America’s comparatively poor performance on renewables can’t be overstated. The most current World Bank data shows that just 12 percent of America’s total electricity output comes from renewable sources, Washington lagging behind 80 other nations such as Latvia and Paraguay to Myanmar and Tajikistan. Among them is Germany at about 23 percent – itself a nation led by an environmentally astute conservative in Angela Merkel. How well the nation weans itself from dirty lignite coal remains a question. So does the role of nuclear power, in Germany and elsewhere as it falls from favor because of its sobering risks. Yet there are many environmental advocates that want to revisit nuclear for its relatively safe, clean and cost-effective potential in reducing carbon emissions.

Even the increasingly coal-consuming India is edging out America on renewables, while Brazil’s hydropower and biofuels deliver more than 80 percent of its energy. Wind-driven Denmark sees days with clean energy to spare- and sell – to Germany, Norway and Sweden, but it routinely generates about half of its power through renewables. If Obama wants to lead on climate change, then a chastened US will need to do better than everyone from Latvia to Myanmar – and that means American conservatives need to lose the sensational stunts, quit the obstructionist exceptionalism, develop humility on just how much the US lags on renewables because of oil majors and coal-dependent corporations, and act like leaders of a bipartisan America that needs desperately to care about far more than politics, polls and ratings.

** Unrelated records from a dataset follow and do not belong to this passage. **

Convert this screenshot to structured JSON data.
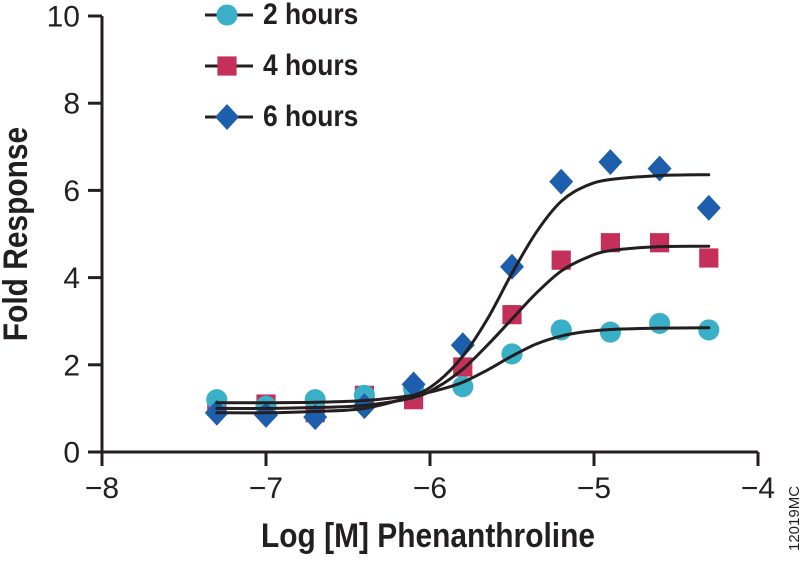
{
  "figure": {
    "watermark": "12019MC",
    "background": "#ffffff"
  },
  "chart_data": {
    "type": "scatter",
    "title": "",
    "xlabel": "Log [M] Phenanthroline",
    "ylabel": "Fold Response",
    "xlim": [
      -8,
      -4
    ],
    "ylim": [
      0,
      10
    ],
    "xticks": [
      -8,
      -7,
      -6,
      -5,
      -4
    ],
    "xtick_labels": [
      "−8",
      "−7",
      "−6",
      "−5",
      "−4"
    ],
    "yticks": [
      0,
      2,
      4,
      6,
      8,
      10
    ],
    "ytick_labels": [
      "0",
      "2",
      "4",
      "6",
      "8",
      "10"
    ],
    "grid": false,
    "legend_position": "top-left-inside",
    "axis_color": "#231f20",
    "curve_color": "#231f20",
    "x": [
      -7.3,
      -7.0,
      -6.7,
      -6.4,
      -6.1,
      -5.8,
      -5.5,
      -5.2,
      -4.9,
      -4.6,
      -4.3
    ],
    "series": [
      {
        "name": "2 hours",
        "marker": "circle",
        "color": "#3ab0c8",
        "values": [
          1.2,
          1.05,
          1.2,
          1.3,
          1.45,
          1.5,
          2.25,
          2.8,
          2.75,
          2.95,
          2.8
        ],
        "fit_curve": [
          [
            -7.3,
            1.13
          ],
          [
            -7.0,
            1.13
          ],
          [
            -6.7,
            1.14
          ],
          [
            -6.4,
            1.18
          ],
          [
            -6.1,
            1.3
          ],
          [
            -5.95,
            1.42
          ],
          [
            -5.8,
            1.6
          ],
          [
            -5.65,
            1.88
          ],
          [
            -5.5,
            2.2
          ],
          [
            -5.35,
            2.48
          ],
          [
            -5.2,
            2.66
          ],
          [
            -5.05,
            2.76
          ],
          [
            -4.9,
            2.81
          ],
          [
            -4.6,
            2.84
          ],
          [
            -4.3,
            2.85
          ]
        ]
      },
      {
        "name": "4 hours",
        "marker": "square",
        "color": "#c5305a",
        "values": [
          1.05,
          1.1,
          0.9,
          1.3,
          1.2,
          1.95,
          3.15,
          4.4,
          4.8,
          4.8,
          4.45
        ],
        "fit_curve": [
          [
            -7.3,
            1.0
          ],
          [
            -7.0,
            1.0
          ],
          [
            -6.7,
            1.02
          ],
          [
            -6.4,
            1.07
          ],
          [
            -6.1,
            1.25
          ],
          [
            -5.95,
            1.5
          ],
          [
            -5.8,
            1.9
          ],
          [
            -5.65,
            2.45
          ],
          [
            -5.5,
            3.05
          ],
          [
            -5.35,
            3.65
          ],
          [
            -5.2,
            4.15
          ],
          [
            -5.05,
            4.45
          ],
          [
            -4.9,
            4.62
          ],
          [
            -4.6,
            4.71
          ],
          [
            -4.3,
            4.72
          ]
        ]
      },
      {
        "name": "6 hours",
        "marker": "diamond",
        "color": "#1e5fad",
        "values": [
          0.9,
          0.85,
          0.8,
          1.05,
          1.55,
          2.45,
          4.25,
          6.2,
          6.65,
          6.5,
          5.6
        ],
        "fit_curve": [
          [
            -7.3,
            0.9
          ],
          [
            -7.0,
            0.9
          ],
          [
            -6.7,
            0.93
          ],
          [
            -6.4,
            1.0
          ],
          [
            -6.1,
            1.3
          ],
          [
            -5.95,
            1.62
          ],
          [
            -5.8,
            2.2
          ],
          [
            -5.65,
            3.05
          ],
          [
            -5.5,
            4.1
          ],
          [
            -5.35,
            5.05
          ],
          [
            -5.2,
            5.75
          ],
          [
            -5.05,
            6.1
          ],
          [
            -4.9,
            6.25
          ],
          [
            -4.6,
            6.34
          ],
          [
            -4.3,
            6.36
          ]
        ]
      }
    ]
  }
}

On the same day that Obama made his announcement, another United Nations report raised red flags on meeting the 2C targets needed to mitigate the worst climate impacts. Michael Oppenheimer, a Princeton University scientist and global climate expert, warns that it’s getting late fast, and our options narrow if we “twiddle our thumbs for another 10 years.” Yes, Obama’s leadership is critical to the global effort, but America’s political will matters more on the Potomac than it does in Paris – perhaps forever.